Use SqlSensor when you want your Airflow task to wait for data to appear or change in a database before moving on. This is common in data pipelines where downstream tasks depend on upstream data availability.

For example, if you have a task that processes new records in a database, you can use SqlSensor to pause until those records exist. It helps avoid errors from running tasks too early.

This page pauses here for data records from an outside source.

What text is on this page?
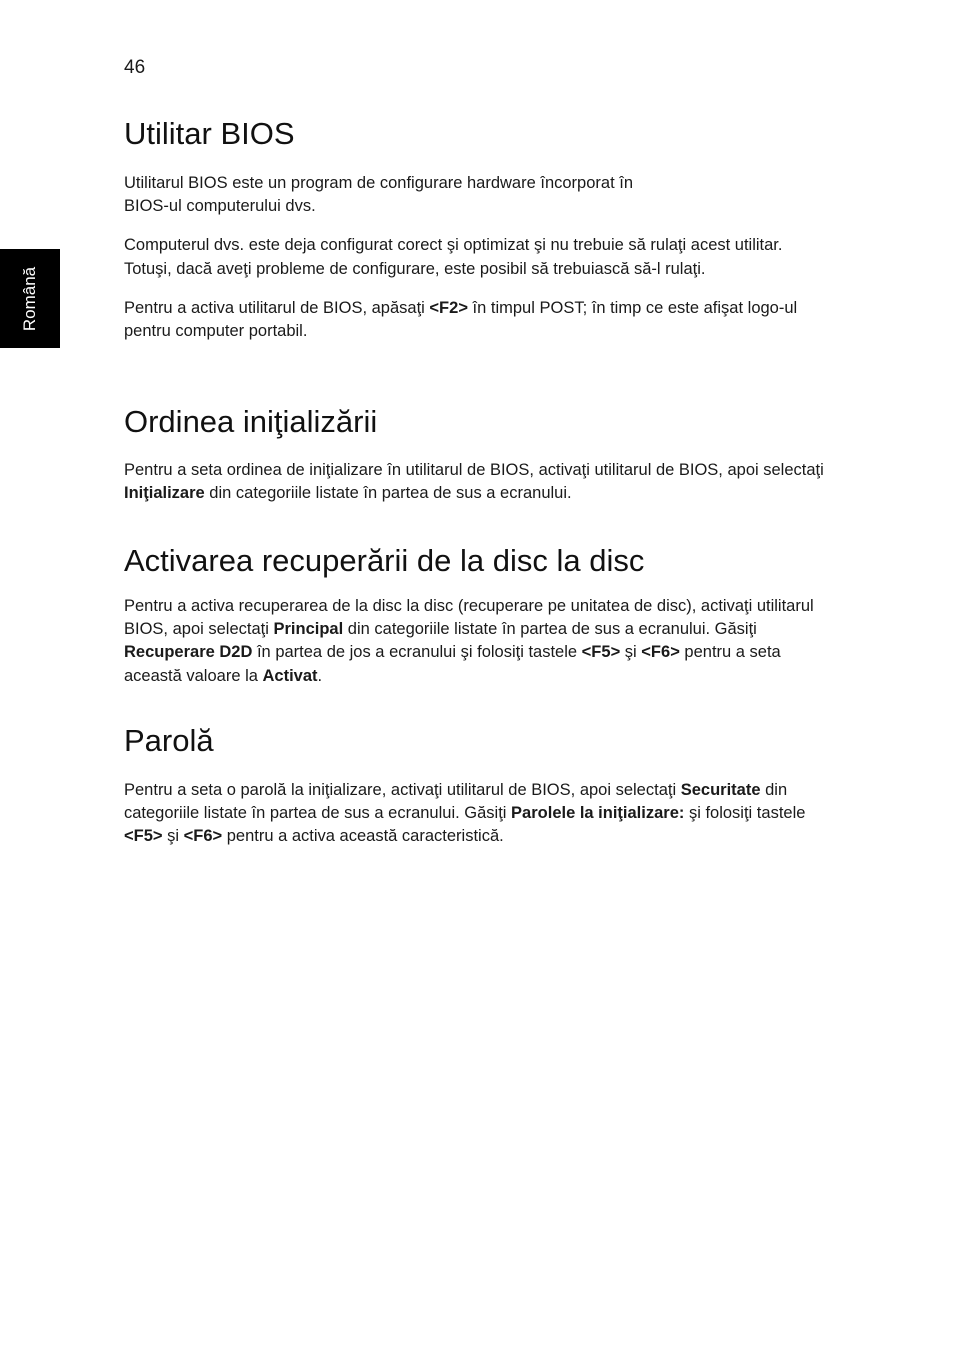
46
Română
Utilitar BIOS

Utilitarul BIOS este un program de configurare hardware încorporat în
BIOS-ul computerului dvs.

Computerul dvs. este deja configurat corect şi optimizat şi nu trebuie să rulaţi acest utilitar. Totuşi, dacă aveţi probleme de configurare, este posibil să trebuiască să-l rulaţi.

Pentru a activa utilitarul de BIOS, apăsaţi <F2> în timpul POST; în timp ce este afişat logo-ul pentru computer portabil.

Ordinea iniţializării

Pentru a seta ordinea de iniţializare în utilitarul de BIOS, activaţi utilitarul de BIOS, apoi selectaţi Iniţializare din categoriile listate în partea de sus a ecranului.

Activarea recuperării de la disc la disc

Pentru a activa recuperarea de la disc la disc (recuperare pe unitatea de disc), activaţi utilitarul BIOS, apoi selectaţi Principal din categoriile listate în partea de sus a ecranului. Găsiţi Recuperare D2D în partea de jos a ecranului şi folosiţi tastele <F5> şi <F6> pentru a seta această valoare la Activat.

Parolă

Pentru a seta o parolă la iniţializare, activaţi utilitarul de BIOS, apoi selectaţi Securitate din categoriile listate în partea de sus a ecranului. Găsiţi Parolele la iniţializare: şi folosiţi tastele <F5> şi <F6> pentru a activa această caracteristică.
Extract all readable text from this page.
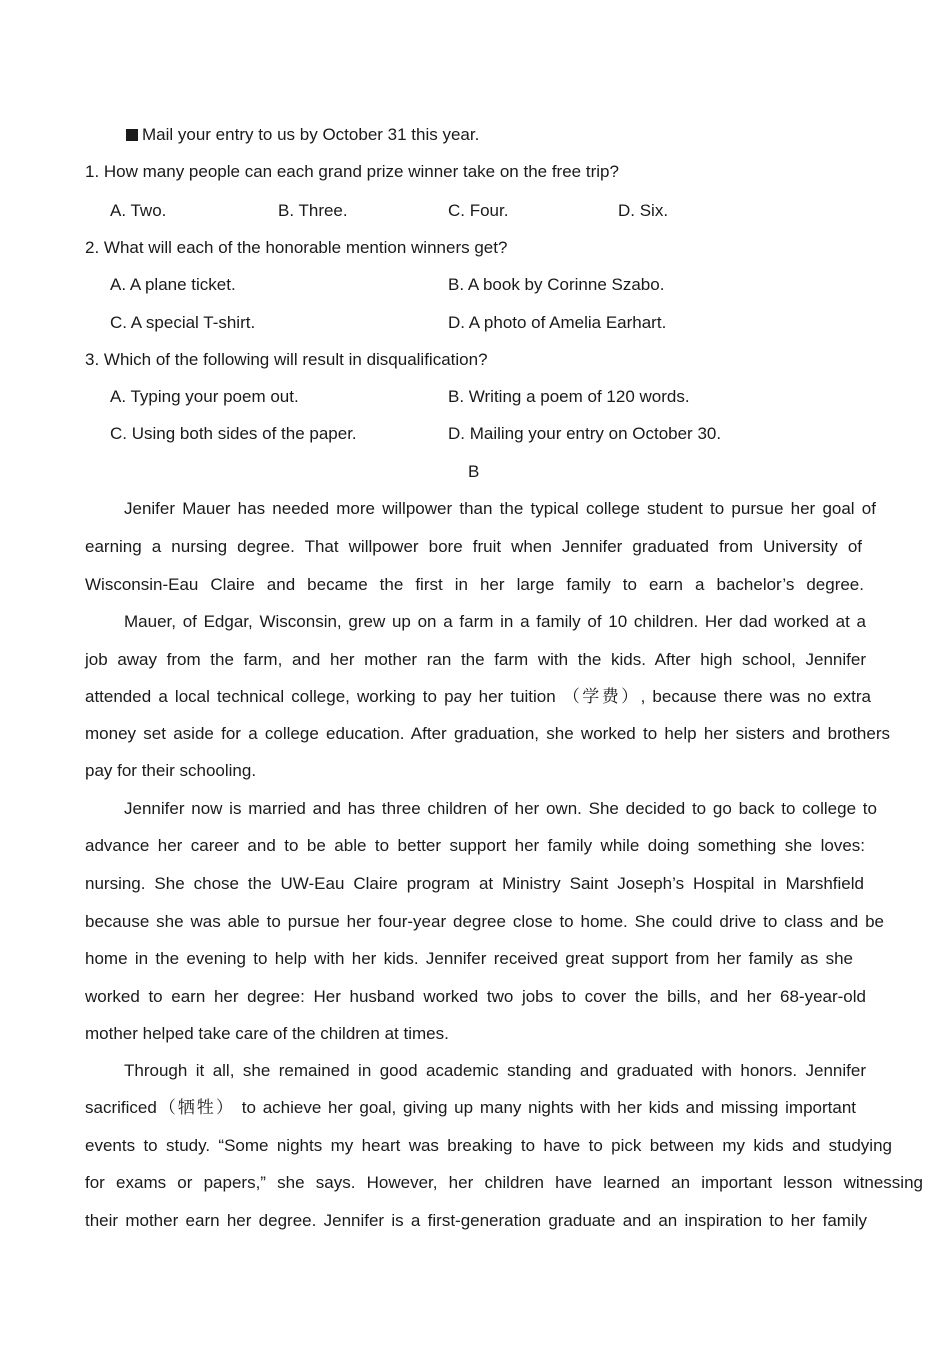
Mail your entry to us by October 31 this year.
1. How many people can each grand prize winner take on the free trip?
A. Two.	B. Three.	C. Four.	D. Six.
2. What will each of the honorable mention winners get?
A. A plane ticket.	B. A book by Corinne Szabo.
C. A special T-shirt.	D. A photo of Amelia Earhart.
3. Which of the following will result in disqualification?
A. Typing your poem out.	B. Writing a poem of 120 words.
C. Using both sides of the paper.	D. Mailing your entry on October 30.
B
Jenifer Mauer has needed more willpower than the typical college student to pursue her goal of
earning a nursing degree. That willpower bore fruit when Jennifer graduated from University of
Wisconsin-Eau Claire and became the first in her large family to earn a bachelor’s degree.
Mauer, of Edgar, Wisconsin, grew up on a farm in a family of 10 children. Her dad worked at a
job away from the farm, and her mother ran the farm with the kids. After high school, Jennifer
attended a local technical college, working to pay her tuition （学费）, because there was no extra
money set aside for a college education. After graduation, she worked to help her sisters and brothers
pay for their schooling.
Jennifer now is married and has three children of her own. She decided to go back to college to
advance her career and to be able to better support her family while doing something she loves:
nursing. She chose the UW-Eau Claire program at Ministry Saint Joseph’s Hospital in Marshfield
because she was able to pursue her four-year degree close to home. She could drive to class and be
home in the evening to help with her kids. Jennifer received great support from her family as she
worked to earn her degree: Her husband worked two jobs to cover the bills, and her 68-year-old
mother helped take care of the children at times.
Through it all, she remained in good academic standing and graduated with honors. Jennifer
sacrificed（牺牲） to achieve her goal, giving up many nights with her kids and missing important
events to study. “Some nights my heart was breaking to have to pick between my kids and studying
for exams or papers,” she says. However, her children have learned an important lesson witnessing
their mother earn her degree. Jennifer is a first-generation graduate and an inspiration to her family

It is also useful for coordinating workflows that depend on external systems updating a database asynchronously.

Key Points

  • SqlSensor waits by running a SQL query repeatedly until it returns data.
  • It helps synchronize Airflow tasks with database state.
  • You can set how often it checks and how long it waits before timing out.
  • It supports many databases via Airflow connections.

Key Takeaways

SqlSensor waits for a SQL query to return data before continuing a task.
It is useful to pause workflows until required data is available in a database.
You can configure check frequency and timeout to control waiting behavior.
It supports multiple databases through Airflow's connection system.